Waktu aku dijauhin selama 3 tahun, cuma satu yang bisa aku lakuin. Bertanya-tanya ke diri sendiri tentang apa yang sudah kulakukan sampai hubungan itu sebegitu buruknya, juga apa yang bisa kulakukan untuk memperbaiki itu semua. Rangkaian pertanyaan itu terus-menerus ada di belakangku, seakan-akan sengaja sebab mereka juga mau tahu apa jawabannya. Karena cuma diri sendiri yang tersisa, aku cuma bisa menanyakan itu ke diriku sendiri. Begitu lama dan rumitnya proses aku mengolah semua pertanyaan itu tanpa pernah aku tahu bahwa aku enggak akan pernah bisa menemukan jawabannya seorang diri. Seperti sebelumnya, yang buatku marah bukan lagi mereka yang menjauh, tapi kenapa mereka menjauh. Aku butuh jawaban untuk pertanyaan yang satu itu. Pertanyaan yang melahirkan banyak mimpi buruk-buruk bahkan sampai bertahun-tahun setelahnya.

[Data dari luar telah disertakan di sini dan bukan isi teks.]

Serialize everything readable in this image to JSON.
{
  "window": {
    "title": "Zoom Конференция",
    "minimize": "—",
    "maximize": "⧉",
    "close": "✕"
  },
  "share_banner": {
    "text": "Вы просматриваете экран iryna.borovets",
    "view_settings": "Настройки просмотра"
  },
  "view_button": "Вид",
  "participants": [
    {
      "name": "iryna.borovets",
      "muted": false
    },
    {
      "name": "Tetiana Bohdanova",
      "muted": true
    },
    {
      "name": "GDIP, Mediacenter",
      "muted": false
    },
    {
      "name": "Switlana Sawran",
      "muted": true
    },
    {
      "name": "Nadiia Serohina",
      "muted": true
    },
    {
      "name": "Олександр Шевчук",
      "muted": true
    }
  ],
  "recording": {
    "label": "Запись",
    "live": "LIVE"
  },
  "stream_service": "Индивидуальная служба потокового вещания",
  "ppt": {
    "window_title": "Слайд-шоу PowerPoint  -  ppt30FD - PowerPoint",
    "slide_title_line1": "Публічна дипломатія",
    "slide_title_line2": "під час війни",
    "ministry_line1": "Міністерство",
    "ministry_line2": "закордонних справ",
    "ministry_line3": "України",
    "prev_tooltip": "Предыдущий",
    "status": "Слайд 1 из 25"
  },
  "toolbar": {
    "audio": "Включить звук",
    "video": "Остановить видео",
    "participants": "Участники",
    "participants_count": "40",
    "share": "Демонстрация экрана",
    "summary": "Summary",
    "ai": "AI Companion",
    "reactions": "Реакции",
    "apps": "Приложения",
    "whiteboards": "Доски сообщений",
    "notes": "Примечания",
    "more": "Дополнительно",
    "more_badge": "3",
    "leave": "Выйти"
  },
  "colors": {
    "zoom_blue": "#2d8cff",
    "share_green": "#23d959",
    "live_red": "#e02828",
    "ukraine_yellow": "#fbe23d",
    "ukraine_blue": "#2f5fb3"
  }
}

Aku merasa, ada terlalu banyak pertanyaan yang enggak bisa dijawab oleh mereka yang menimbulkan pertanyaan itu. Kalau aja dari awal aku diberitahu orang tuaku enggak mengizinkan pergi karena alasan keamanan, mungkin aku yang masih kecil itu akan mengerti kalau mereka menyayangiku. Kalau aja dari awal aku diberitahu kenapa aku dijauhi, mungkin aku enggak akan perlu repot konsultasi ke psikolog untuk menjawab pertanyaan yang tertanam di kepalaku sendiri. Kenapa semua orang bisa melahirkan pertanyaan, tapi enggak semua orang bisa memberikan jawaban untuk pertanyaan yang mereka hasilkan sendiri? Apakah sebegitu sulitnya untuk kasih tahu aku tentang banyak pertanyaan yang aku tahu mereka pasti sudah menebak sendiri kalau aku menanyakan itu. Kenapa mereka memilih untuk diam dan bersikap sesuka hati, meski mereka punya kesempatan untuk menjelaskan?
Aku enggak ingin pertanyaan yang kapasitas menjawabnya bukan di diriku, justru harus aku yang memikirkannya setengah mati. Pertanyaan yang buat aku tersesat di banyak tempat, pertanyaan yang bahkan bukan aku yang membuatnya. Aku enggak ingin pertanyaan-pertanyaan itu membuatku harus terjebak di masa yang sama terus-menerus hanya untuk mendapatkan jawabannya. Aku enggak ingin pertanyaan-pertanyaan itu membuatku mau tidak mau menyalahkan diri sendiri untuk banyak hal yang terjadi di luar kendaliku. Aku enggak ingin harus mengalami rentetan mimpi buruk yang tidak bisa kuubah menjadi mimpi yang baik. Aku enggak ingin jatuh sendirian lagi.